Sand verrint viel zu schnell …
posted 6 years, 12 months ago under Common TalkZu Begin jedoch etwas ziemlich skurriles und zwar ein eher “fragwürdiges “künstlerisches Massenprojekt. Das Ziel ist es, einen Kubikmetergroßen transparenten Kubus mit dem Produkt der Ejakulation zu füllen. Ich finds persönlich sehr abartig, ausserdem gibt es ja andere (für manche von uns) erregendere und (für die anderen) perversere Möglichkeiten dieses Zeug “künstlerisch” zu verwenden *grins*.
Ich frage mich, ob einige Frauen da nicht vielleicht auch das Zeug einschicken, direkt nach dem Sex … ähm ja, jeder soll diesen Gedanken für sich selbst zuende führen (falls er möchte natürlich).
Wende ich mich mal langsam dem eigentlichem Thema diesen Postings zu, der Zeit, die viel zu schnell vergeht und überall fehlt. Mir kommt es fast wöchentlich so vor, als wäre gerade erst Montag gewesen, und schon ist das Wochenende direkt wieder da, und dieses vergeht noch um einiges schneller. Kann es nicht einmal innehalten und ne Pause machen, mal den Augenblick zur Ewigkeit machen? Auch hab ich das Gefühl, gerade erst mit meinem Studium begonnen zu haben und ich weiss garnicht wieso ich schon im vierten Semester bin, wie bin ich hierher gekommen? Hey, gestern war ich erst 17 und nun, Hoolies, die 25 rückt langsam (bzw. sehr sehr schnell, beängstigend schnell) in greifbare Nähe.

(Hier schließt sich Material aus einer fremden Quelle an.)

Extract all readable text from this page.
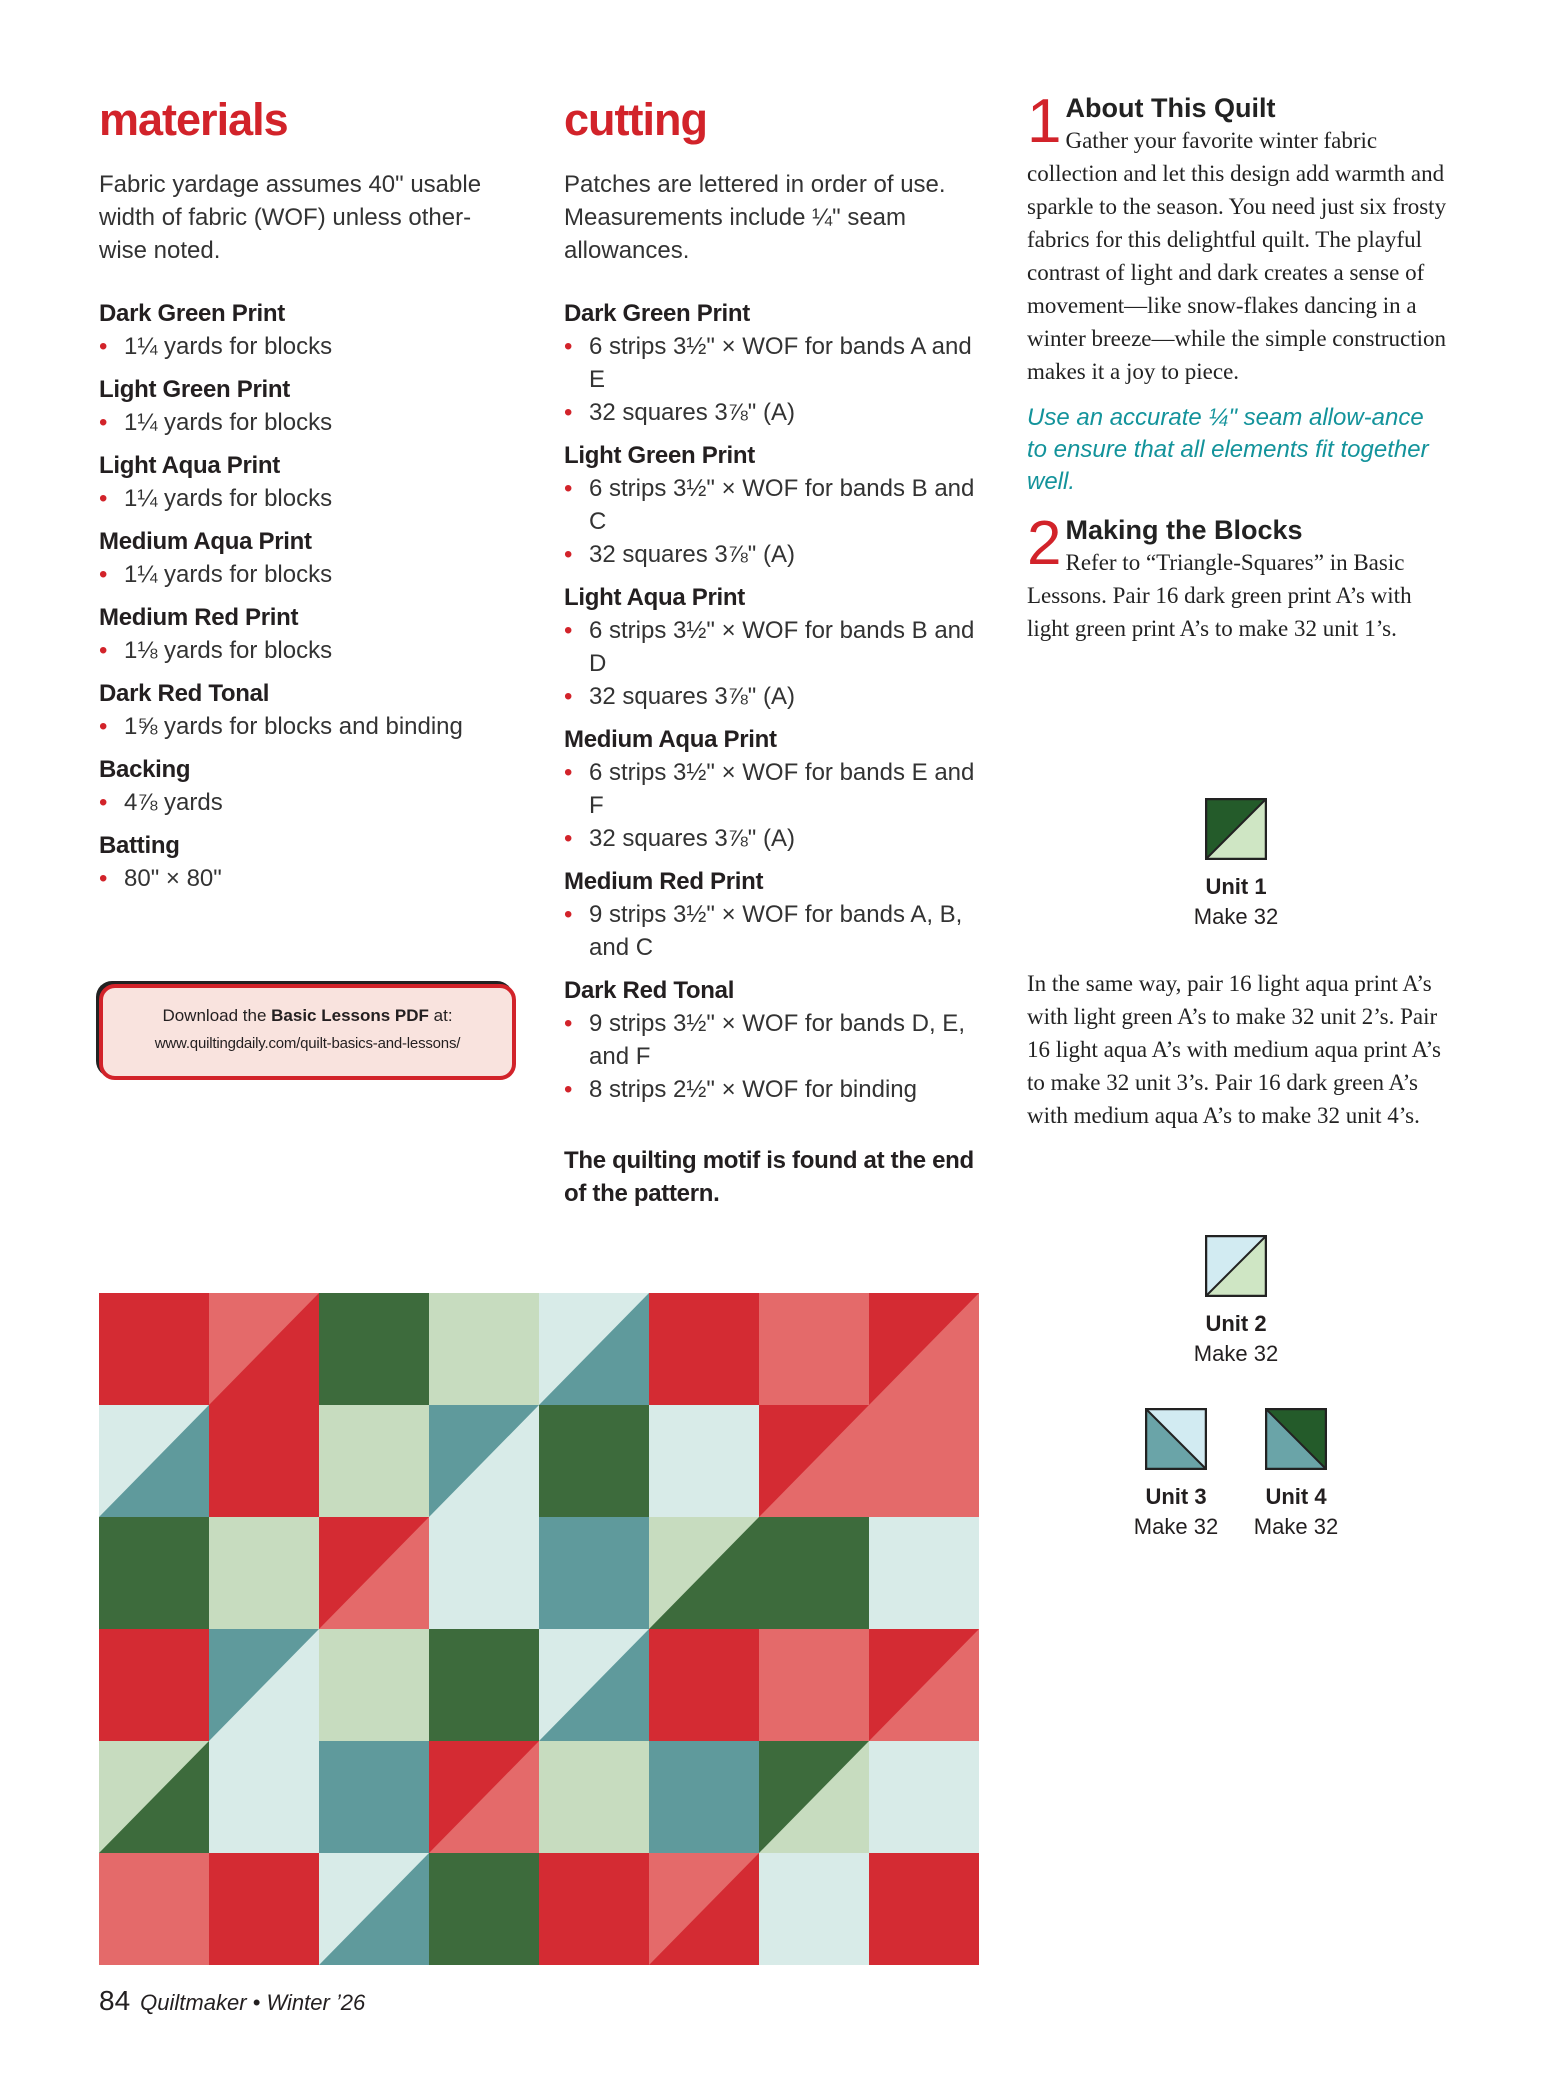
materials

Fabric yardage assumes 40" usable width of fabric (WOF) unless other-wise noted.

Dark Green Print
• 1¼ yards for blocks
Light Green Print
• 1¼ yards for blocks
Light Aqua Print
• 1¼ yards for blocks
Medium Aqua Print
• 1¼ yards for blocks
Medium Red Print
• 1⅛ yards for blocks
Dark Red Tonal
• 1⅝ yards for blocks and binding
Backing
• 4⅞ yards
Batting
• 80" × 80"
Download the Basic Lessons PDF at:
www.quiltingdaily.com/quilt-basics-and-lessons/
cutting

Patches are lettered in order of use. Measurements include ¼" seam allowances.

Dark Green Print
• 6 strips 3½" × WOF for bands A and E
• 32 squares 3⅞" (A)
Light Green Print
• 6 strips 3½" × WOF for bands B and C
• 32 squares 3⅞" (A)
Light Aqua Print
• 6 strips 3½" × WOF for bands B and D
• 32 squares 3⅞" (A)
Medium Aqua Print
• 6 strips 3½" × WOF for bands E and F
• 32 squares 3⅞" (A)
Medium Red Print
• 9 strips 3½" × WOF for bands A, B, and C
Dark Red Tonal
• 9 strips 3½" × WOF for bands D, E, and F
• 8 strips 2½" × WOF for binding

The quilting motif is found at the end of the pattern.

1 About This Quilt
Gather your favorite winter fabric collection and let this design add warmth and sparkle to the season. You need just six frosty fabrics for this delightful quilt. The playful contrast of light and dark creates a sense of movement—like snow-flakes dancing in a winter breeze—while the simple construction makes it a joy to piece.

Use an accurate ¼" seam allow-ance to ensure that all elements fit together well.

2 Making the Blocks
Refer to “Triangle-Squares” in Basic Lessons. Pair 16 dark green print A’s with light green print A’s to make 32 unit 1’s.

In the same way, pair 16 light aqua print A’s with light green A’s to make 32 unit 2’s. Pair 16 light aqua A’s with medium aqua print A’s to make 32 unit 3’s. Pair 16 dark green A’s with medium aqua A’s to make 32 unit 4’s.

Unit 1
Make 32
Unit 2
Make 32
Unit 3
Make 32
Unit 4
Make 32
84 Quiltmaker • Winter ’26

Aber was habe ich in meinem Leben vollbracht, was habe ich bisher daraus gemacht, nichts, keine Taten, auf die ich irgendwie stolz sein könnte. Manchmal habe ich das Gefühl, ich hätte es nicht verdient Sauerstoff zu verbrauchen, das Gefühl, dass andere an meiner Stelle, mit meinen Möglichkeiten, vielleicht besseres anzufangen wüssten.

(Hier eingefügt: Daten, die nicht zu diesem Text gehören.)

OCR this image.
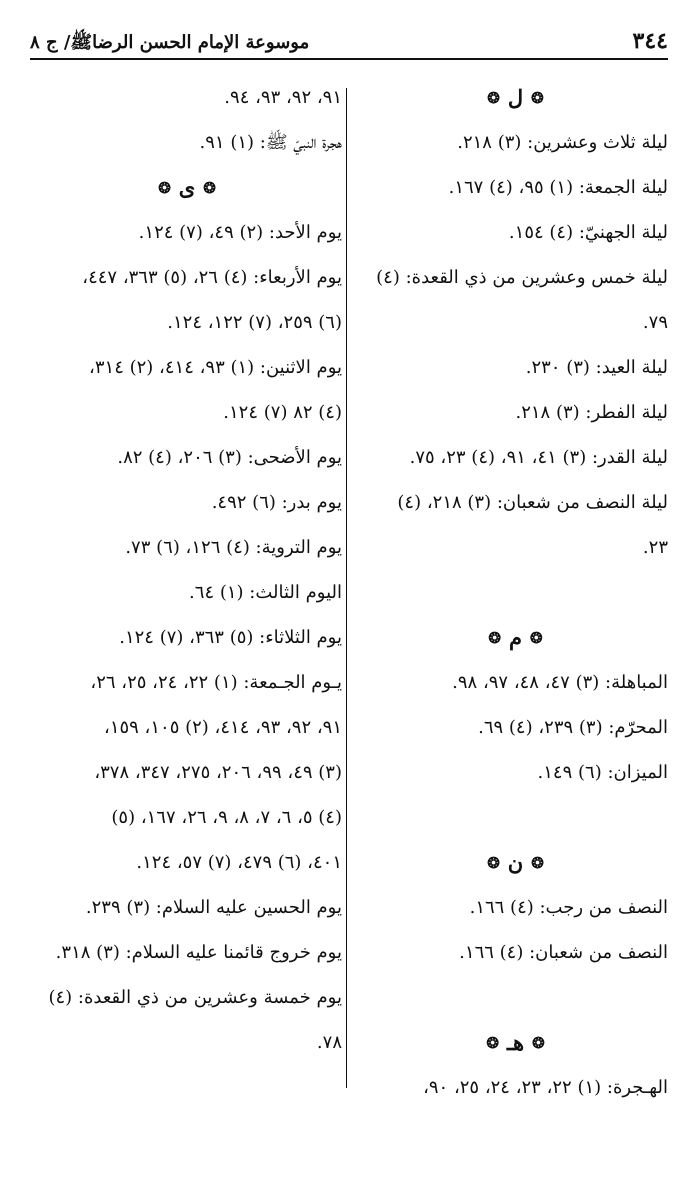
٣٤٤
موسوعة الإمام الحسن الرضاﷺ/ ج ٨
❂
ل
❂
ليلة ثلاث وعشرين: (٣) ٢١٨.
ليلة الجمعة: (١) ٩٥، (٤) ١٦٧.
ليلة الجهنيّ: (٤) ١٥٤.
ليلة خمس وعشرين من ذي القعدة: (٤)
٧٩.
ليلة العيد: (٣) ٢٣٠.
ليلة الفطر: (٣) ٢١٨.
ليلة القدر: (٣) ٤١، ٩١، (٤) ٢٣، ٧٥.
ليلة النصف من شعبان: (٣) ٢١٨، (٤)
٢٣.
❂
م
❂
المباهلة: (٣) ٤٧، ٤٨، ٩٧، ٩٨.
المحرّم: (٣) ٢٣٩، (٤) ٦٩.
الميزان: (٦) ١٤٩.
❂
ن
❂
النصف من رجب: (٤) ١٦٦.
النصف من شعبان: (٤) ١٦٦.
❂
هـ
❂
الهـجرة: (١) ٢٢، ٢٣، ٢٤، ٢٥، ٩٠،
٩١، ٩٢، ٩٣، ٩٤.
هجرة النبيّ ﷺ: (١) ٩١.
❂
ى
❂
يوم الأحد: (٢) ٤٩، (٧) ١٢٤.
يوم الأربعاء: (٤) ٢٦، (٥) ٣٦٣، ٤٤٧،
(٦) ٢٥٩، (٧) ١٢٢، ١٢٤.
يوم الاثنين: (١) ٩٣، ٤١٤، (٢) ٣١٤،
(٤) ٨٢ (٧) ١٢٤.
يوم الأضحى: (٣) ٢٠٦، (٤) ٨٢.
يوم بدر: (٦) ٤٩٢.
يوم التروية: (٤) ١٢٦، (٦) ٧٣.
اليوم الثالث: (١) ٦٤.
يوم الثلاثاء: (٥) ٣٦٣، (٧) ١٢٤.
يـوم الجـمعة: (١) ٢٢، ٢٤، ٢٥، ٢٦،
٩١، ٩٢، ٩٣، ٤١٤، (٢) ١٠٥، ١٥٩،
(٣) ٤٩، ٩٩، ٢٠٦، ٢٧٥، ٣٤٧، ٣٧٨،
(٤) ٥، ٦، ٧، ٨، ٩، ٢٦، ١٦٧، (٥)
٤٠١، (٦) ٤٧٩، (٧) ٥٧، ١٢٤.
يوم الحسين عليه السلام: (٣) ٢٣٩.
يوم خروج قائمنا عليه السلام: (٣) ٣١٨.
يوم خمسة وعشرين من ذي القعدة: (٤)
٧٨.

Und dann kommt immer die Frage auf, ob man denn was tun müsse. Ob man nicht einfach leben darf, einfach vor sich hin vegetieren darf? Ist denn das Verlangen nach Taten, der Drang, die Aufforderung etwas zu tun, etwas in eigenen Augen größeres zu leisten, nach Etwas zu streben nicht einfach nur eine Massenmode? Woher kommt denn eigentlich dieser Drang nach Taten und wären wir glücklicher ohne ihn?
Ich finde für mich keine Antwort darauf, nur dass ich das Verlangen habe, so vieles zu tun und dann doch nur sehr wenig mache. Mir fehlt einfach die Zeit, um alles in Angriff zu nehmen, so jedenfalls versuche ich mich nach einem weiteren weggeworfenem Tag zu beruhigen. Aber vielmehr denke ich, dass ich mich einfach nicht entscheiden kann, womit ich anfangen könnte.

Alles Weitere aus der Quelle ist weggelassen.